Individuals making significant and valuable contributions are given commit-access to the project to contribute as they see fit. This project is more like an open wiki than a standard guarded open source project.
There are a few basic ground-rules for contributors:
- No
--force
pushes or modifying the Git history in any way. - Non-master branches ought to be used for ongoing work.
- External API changes and significant modifications ought to be subject to an internal pull-request to solicit feedback from other contributors.
- Internal pull-requests to solicit feedback are encouraged for any other non-trivial contribution but left to the discretion of the contributor.
- For significant changes wait a full 24 hours before merging so that active contributors who are distributed throughout the world have a chance to weigh in.
- Contributors should attempt to adhere to the prevailing code-style.
Declaring formal releases requires peer review.
- A reviewer of a pull request should recommend a new version number (patch, minor or major).
- Once your change is merged feel free to bump the version as recommended by the reviewer.
- A new version number should not be cut without peer review unless done by the project maintainer.
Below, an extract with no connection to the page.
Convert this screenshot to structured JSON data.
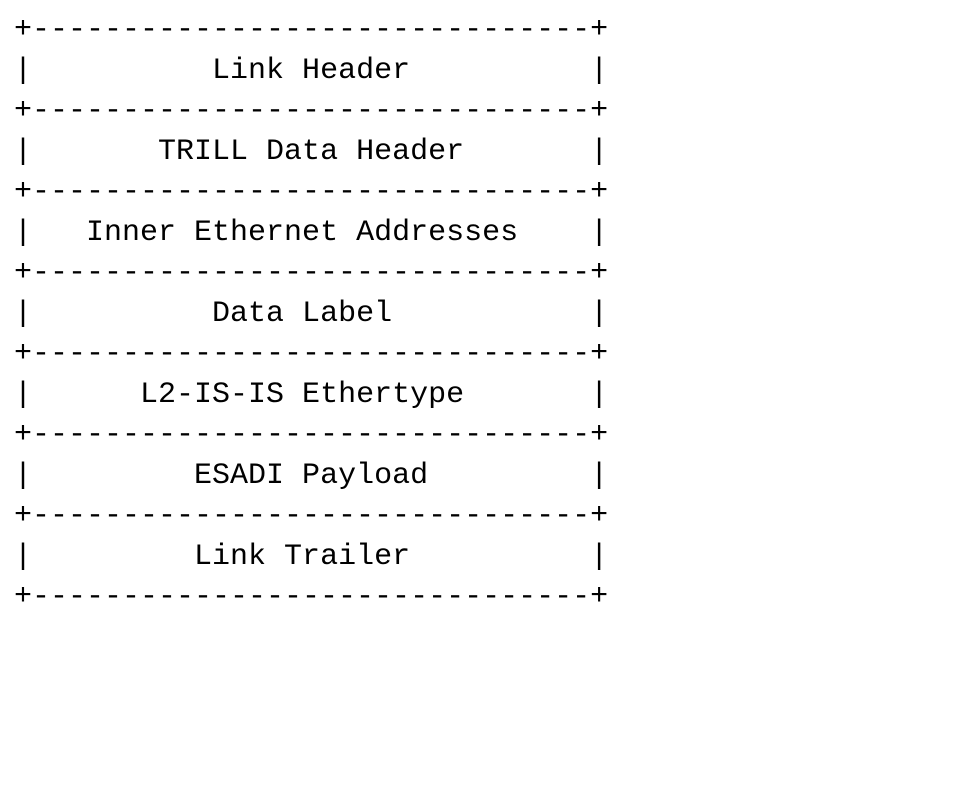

Even though collaborators may contribute as they see fit, if you are not sure what to do, here's a suggested process:
- Get your branch merged on master
- Run
npm version major
ornpm version minor
ornpm version patch
git push origin master --tags
- If you are a project owner, then
npm publish
- Check open issues for what you want.
- If there is an open issue, comment on it, otherwise open an issue describing your bug or feature with use cases.
- Discussion happens on the issue about how to solve your problem.
- You or a core contributor opens a pull request solving the issue with tests and documentation.
- The pull requests gets reviewed and then merged.
- A new release version get's cut.
- (Disclaimer: Your feature might get rejected.)
This is an experiment and feedback is welcome! This document may also be subject to pull-requests or changes by contributors where you believe you have something valuable to add or change.